Les premiers kilomètres, sur asphalte, mais sur des routes bien étroites et peu entretenues, nous font grimper dans les collines au-dessus de Sanremo. Et bientôt arrive le premier tronçon d’offroad. Il alterne un peu de gravier sur terre avec quelques passages encore humides et deux ou trois rares racines. Tout va bien, la petite KTM se fraie un chemin en toute décontraction, et je me sens à mon aise sur les repose-pieds, les doigts sur le guidon, laissant un peu de mou à la colonne de direction. La roue avant de 19 pouces, pas trop large, trouve son chemin.
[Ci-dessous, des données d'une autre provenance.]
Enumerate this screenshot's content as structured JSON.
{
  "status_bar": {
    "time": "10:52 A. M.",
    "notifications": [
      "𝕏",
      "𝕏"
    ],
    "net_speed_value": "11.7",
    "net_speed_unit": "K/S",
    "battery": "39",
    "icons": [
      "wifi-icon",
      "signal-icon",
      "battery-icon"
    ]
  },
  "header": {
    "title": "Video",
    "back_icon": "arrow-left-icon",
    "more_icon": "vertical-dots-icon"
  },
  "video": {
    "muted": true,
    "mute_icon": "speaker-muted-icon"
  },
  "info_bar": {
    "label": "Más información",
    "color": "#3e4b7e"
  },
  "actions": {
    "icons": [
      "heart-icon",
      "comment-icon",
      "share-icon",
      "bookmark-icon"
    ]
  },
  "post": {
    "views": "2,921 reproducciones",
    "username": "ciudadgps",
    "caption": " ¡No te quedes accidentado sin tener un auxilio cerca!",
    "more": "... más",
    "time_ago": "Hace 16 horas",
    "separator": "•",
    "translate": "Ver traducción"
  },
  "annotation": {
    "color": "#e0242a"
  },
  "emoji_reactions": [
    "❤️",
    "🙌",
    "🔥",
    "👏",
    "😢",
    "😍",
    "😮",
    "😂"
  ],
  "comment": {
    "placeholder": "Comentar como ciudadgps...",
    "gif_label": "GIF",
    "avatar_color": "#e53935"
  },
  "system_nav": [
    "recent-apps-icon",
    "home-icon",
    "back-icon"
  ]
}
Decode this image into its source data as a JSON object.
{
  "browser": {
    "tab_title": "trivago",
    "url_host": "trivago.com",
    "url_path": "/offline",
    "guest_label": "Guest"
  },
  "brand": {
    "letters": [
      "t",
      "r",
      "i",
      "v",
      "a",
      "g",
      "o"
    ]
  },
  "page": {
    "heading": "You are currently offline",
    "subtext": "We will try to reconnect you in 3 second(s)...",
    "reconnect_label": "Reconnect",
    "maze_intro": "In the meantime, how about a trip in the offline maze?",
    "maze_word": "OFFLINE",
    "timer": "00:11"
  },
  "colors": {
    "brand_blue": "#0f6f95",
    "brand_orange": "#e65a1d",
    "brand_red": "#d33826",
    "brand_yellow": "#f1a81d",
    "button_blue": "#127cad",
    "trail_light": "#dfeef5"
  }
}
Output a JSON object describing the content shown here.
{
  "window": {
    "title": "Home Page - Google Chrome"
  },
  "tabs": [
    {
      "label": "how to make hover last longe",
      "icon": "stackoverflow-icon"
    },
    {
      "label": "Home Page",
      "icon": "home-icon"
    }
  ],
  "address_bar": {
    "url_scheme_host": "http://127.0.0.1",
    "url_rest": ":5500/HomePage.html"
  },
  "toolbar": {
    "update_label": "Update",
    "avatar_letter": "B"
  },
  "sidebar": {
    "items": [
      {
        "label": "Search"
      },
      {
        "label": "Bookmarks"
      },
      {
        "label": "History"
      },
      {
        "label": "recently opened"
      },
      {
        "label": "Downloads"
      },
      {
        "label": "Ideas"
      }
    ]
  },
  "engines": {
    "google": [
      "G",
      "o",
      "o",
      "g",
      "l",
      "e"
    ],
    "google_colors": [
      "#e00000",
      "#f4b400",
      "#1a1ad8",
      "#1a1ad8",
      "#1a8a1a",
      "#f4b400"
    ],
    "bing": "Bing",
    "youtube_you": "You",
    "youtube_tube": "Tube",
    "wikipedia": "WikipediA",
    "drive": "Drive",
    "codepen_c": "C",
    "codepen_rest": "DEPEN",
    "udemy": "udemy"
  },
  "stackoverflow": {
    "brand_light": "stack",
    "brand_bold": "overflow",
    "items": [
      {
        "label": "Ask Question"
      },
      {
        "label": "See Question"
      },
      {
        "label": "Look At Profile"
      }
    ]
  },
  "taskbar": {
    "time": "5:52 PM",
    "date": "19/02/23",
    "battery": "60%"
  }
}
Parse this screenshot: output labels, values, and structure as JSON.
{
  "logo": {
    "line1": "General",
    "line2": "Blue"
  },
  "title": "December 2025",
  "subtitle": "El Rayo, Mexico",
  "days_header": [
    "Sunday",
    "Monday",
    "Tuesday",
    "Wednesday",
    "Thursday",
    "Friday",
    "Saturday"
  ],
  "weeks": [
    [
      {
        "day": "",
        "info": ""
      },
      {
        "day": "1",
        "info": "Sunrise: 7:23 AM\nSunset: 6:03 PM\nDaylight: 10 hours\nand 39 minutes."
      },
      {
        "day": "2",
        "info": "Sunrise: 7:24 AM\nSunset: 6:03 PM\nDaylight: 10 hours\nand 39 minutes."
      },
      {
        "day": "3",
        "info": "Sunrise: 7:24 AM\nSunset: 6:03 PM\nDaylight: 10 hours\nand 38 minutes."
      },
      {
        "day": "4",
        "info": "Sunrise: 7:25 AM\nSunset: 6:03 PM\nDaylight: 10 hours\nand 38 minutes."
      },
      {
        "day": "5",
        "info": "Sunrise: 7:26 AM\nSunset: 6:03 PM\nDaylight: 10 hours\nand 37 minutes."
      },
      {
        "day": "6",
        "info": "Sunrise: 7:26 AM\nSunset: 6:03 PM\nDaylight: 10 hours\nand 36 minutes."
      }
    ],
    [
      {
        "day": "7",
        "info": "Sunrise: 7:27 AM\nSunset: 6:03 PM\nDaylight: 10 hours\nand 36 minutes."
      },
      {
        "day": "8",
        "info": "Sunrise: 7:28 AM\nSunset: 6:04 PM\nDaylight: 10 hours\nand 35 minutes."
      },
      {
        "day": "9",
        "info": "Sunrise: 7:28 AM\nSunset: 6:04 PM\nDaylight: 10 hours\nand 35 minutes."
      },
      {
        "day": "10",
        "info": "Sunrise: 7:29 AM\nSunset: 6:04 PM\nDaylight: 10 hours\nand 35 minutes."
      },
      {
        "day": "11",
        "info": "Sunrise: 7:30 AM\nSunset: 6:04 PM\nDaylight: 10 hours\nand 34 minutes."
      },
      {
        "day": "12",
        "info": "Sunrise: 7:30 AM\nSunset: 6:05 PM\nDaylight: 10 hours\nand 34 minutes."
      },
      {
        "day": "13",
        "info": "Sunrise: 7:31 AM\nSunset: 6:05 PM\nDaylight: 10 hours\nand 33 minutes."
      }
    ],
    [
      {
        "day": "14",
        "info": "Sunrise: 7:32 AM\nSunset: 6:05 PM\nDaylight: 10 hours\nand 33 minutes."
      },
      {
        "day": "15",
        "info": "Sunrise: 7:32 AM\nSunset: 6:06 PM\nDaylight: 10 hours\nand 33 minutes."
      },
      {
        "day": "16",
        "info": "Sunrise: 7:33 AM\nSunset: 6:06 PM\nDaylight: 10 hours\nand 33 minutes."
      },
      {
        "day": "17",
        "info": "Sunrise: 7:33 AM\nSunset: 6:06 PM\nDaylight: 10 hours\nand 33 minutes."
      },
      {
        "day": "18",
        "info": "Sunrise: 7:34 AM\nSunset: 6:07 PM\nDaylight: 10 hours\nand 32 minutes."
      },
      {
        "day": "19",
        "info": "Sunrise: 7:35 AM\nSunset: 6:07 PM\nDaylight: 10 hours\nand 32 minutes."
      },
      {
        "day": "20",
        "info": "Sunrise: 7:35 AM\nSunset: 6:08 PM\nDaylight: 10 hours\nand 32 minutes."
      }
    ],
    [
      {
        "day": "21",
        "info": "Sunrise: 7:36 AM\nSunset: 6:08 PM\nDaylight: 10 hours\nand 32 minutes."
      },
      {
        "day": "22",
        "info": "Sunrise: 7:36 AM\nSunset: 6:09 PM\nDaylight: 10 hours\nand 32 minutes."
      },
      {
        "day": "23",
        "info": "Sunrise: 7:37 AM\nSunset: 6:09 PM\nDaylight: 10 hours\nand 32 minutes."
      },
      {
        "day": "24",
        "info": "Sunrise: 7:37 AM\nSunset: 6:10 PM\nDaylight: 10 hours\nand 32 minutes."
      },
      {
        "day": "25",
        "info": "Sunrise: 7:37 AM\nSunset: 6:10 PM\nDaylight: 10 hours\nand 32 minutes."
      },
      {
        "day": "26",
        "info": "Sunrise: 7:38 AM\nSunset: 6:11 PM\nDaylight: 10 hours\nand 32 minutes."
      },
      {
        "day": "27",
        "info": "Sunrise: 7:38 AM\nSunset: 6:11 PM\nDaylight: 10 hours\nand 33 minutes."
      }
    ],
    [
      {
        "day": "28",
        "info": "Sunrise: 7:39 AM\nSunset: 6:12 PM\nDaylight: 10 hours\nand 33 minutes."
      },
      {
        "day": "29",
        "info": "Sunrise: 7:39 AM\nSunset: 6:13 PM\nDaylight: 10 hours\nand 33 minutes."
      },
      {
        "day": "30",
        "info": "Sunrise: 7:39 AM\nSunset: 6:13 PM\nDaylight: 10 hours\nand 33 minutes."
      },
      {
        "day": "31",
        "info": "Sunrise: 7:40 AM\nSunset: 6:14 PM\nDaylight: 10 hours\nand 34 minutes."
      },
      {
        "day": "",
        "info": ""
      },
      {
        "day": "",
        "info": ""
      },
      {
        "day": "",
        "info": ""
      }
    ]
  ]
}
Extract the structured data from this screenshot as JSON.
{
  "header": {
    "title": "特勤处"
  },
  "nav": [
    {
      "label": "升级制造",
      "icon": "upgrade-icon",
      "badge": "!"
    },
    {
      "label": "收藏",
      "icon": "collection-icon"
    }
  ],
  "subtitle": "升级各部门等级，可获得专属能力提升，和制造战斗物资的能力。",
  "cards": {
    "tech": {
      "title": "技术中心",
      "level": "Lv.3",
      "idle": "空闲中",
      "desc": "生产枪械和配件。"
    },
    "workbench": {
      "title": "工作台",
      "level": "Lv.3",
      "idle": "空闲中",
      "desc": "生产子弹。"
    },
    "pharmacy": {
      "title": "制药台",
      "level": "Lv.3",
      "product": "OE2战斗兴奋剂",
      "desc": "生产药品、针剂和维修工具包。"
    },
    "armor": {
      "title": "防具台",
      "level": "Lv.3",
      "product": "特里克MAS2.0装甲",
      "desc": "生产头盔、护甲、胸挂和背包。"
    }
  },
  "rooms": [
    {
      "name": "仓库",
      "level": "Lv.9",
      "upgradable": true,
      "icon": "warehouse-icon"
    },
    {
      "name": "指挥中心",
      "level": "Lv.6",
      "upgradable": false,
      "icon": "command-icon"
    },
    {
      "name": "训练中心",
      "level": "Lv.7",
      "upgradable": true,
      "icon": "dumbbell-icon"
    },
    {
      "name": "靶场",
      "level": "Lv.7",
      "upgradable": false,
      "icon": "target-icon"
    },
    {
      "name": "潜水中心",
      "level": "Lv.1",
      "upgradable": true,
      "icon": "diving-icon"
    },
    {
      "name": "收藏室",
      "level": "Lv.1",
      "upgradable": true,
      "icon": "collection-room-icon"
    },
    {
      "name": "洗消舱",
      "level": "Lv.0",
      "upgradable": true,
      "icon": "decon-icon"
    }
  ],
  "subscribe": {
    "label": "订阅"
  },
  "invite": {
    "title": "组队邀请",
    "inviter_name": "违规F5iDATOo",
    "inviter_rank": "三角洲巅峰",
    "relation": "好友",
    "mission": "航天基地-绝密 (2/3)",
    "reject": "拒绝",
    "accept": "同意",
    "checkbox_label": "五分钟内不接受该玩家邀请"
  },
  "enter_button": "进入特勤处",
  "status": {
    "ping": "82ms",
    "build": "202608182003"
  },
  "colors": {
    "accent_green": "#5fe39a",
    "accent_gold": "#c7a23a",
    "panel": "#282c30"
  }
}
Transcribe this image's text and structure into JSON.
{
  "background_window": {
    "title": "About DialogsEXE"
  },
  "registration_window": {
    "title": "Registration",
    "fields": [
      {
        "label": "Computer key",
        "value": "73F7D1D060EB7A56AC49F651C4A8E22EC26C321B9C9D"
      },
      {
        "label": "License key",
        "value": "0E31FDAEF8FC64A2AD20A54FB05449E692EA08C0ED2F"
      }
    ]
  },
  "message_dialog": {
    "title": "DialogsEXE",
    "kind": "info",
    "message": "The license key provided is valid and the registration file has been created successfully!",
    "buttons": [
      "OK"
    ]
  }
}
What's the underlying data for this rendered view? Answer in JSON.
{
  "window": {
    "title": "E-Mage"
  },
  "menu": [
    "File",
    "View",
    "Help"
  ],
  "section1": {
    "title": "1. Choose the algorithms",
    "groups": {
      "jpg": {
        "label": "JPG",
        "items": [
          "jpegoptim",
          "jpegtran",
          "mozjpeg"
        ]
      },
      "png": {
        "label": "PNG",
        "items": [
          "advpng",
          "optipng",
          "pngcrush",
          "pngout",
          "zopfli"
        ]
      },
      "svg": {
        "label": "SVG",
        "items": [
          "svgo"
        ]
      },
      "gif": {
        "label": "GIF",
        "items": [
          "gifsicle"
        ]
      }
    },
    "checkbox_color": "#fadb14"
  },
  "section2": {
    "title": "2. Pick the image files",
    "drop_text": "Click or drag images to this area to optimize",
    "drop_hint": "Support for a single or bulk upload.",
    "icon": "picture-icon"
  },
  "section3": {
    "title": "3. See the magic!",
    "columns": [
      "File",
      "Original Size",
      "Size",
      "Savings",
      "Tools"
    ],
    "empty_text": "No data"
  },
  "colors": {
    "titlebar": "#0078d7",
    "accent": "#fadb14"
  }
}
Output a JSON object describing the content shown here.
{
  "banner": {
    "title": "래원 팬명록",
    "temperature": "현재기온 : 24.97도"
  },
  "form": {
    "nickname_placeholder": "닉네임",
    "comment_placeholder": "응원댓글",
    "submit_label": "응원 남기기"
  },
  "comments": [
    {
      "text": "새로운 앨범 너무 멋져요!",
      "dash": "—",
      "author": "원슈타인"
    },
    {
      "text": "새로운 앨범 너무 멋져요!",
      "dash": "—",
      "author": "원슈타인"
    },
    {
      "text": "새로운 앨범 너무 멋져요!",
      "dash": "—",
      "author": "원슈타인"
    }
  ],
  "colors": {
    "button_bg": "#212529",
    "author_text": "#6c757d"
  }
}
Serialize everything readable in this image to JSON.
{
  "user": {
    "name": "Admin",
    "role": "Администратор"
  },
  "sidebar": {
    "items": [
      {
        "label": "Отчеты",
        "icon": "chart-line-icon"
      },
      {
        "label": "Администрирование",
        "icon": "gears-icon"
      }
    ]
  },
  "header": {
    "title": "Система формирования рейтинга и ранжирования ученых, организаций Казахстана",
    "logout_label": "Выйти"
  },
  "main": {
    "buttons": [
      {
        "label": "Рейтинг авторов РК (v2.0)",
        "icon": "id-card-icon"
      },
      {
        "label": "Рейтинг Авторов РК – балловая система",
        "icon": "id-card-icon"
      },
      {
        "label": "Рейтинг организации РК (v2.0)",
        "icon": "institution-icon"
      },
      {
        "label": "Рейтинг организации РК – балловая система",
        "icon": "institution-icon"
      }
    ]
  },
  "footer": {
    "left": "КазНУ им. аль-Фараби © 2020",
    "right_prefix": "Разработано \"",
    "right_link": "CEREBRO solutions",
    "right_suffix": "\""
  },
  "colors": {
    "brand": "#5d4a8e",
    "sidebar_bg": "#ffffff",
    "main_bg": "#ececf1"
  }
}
Quand il faut freiner, c’est progressif et efficace. Et quand il faut accélérer, on ne peut pas aller plus vite que les motards devant nous, qui nous font avaler de la poussière. La vitesse est de toute façon forcément limitée sur ce genre de chemin tortueux. Mais le moteur est assez souple, même à basse vitesse, et l’embrayage pas trop dur à actionner. Ai-je précisé que cette 390 est équipée du quickshifter bidirectionnel optionnel permettant de passer les vitesses en descendant comme en montant les rapports? A ne pas trop utiliser sous la barre des 4000-4500 tr/min. Il n’y a en tout cas pas de faux point mort, et c’est assez fluide.
Je note au passsage que mon tableau de bord en couleur est parfaitement lisible et que toutes les infos utiles y figurent.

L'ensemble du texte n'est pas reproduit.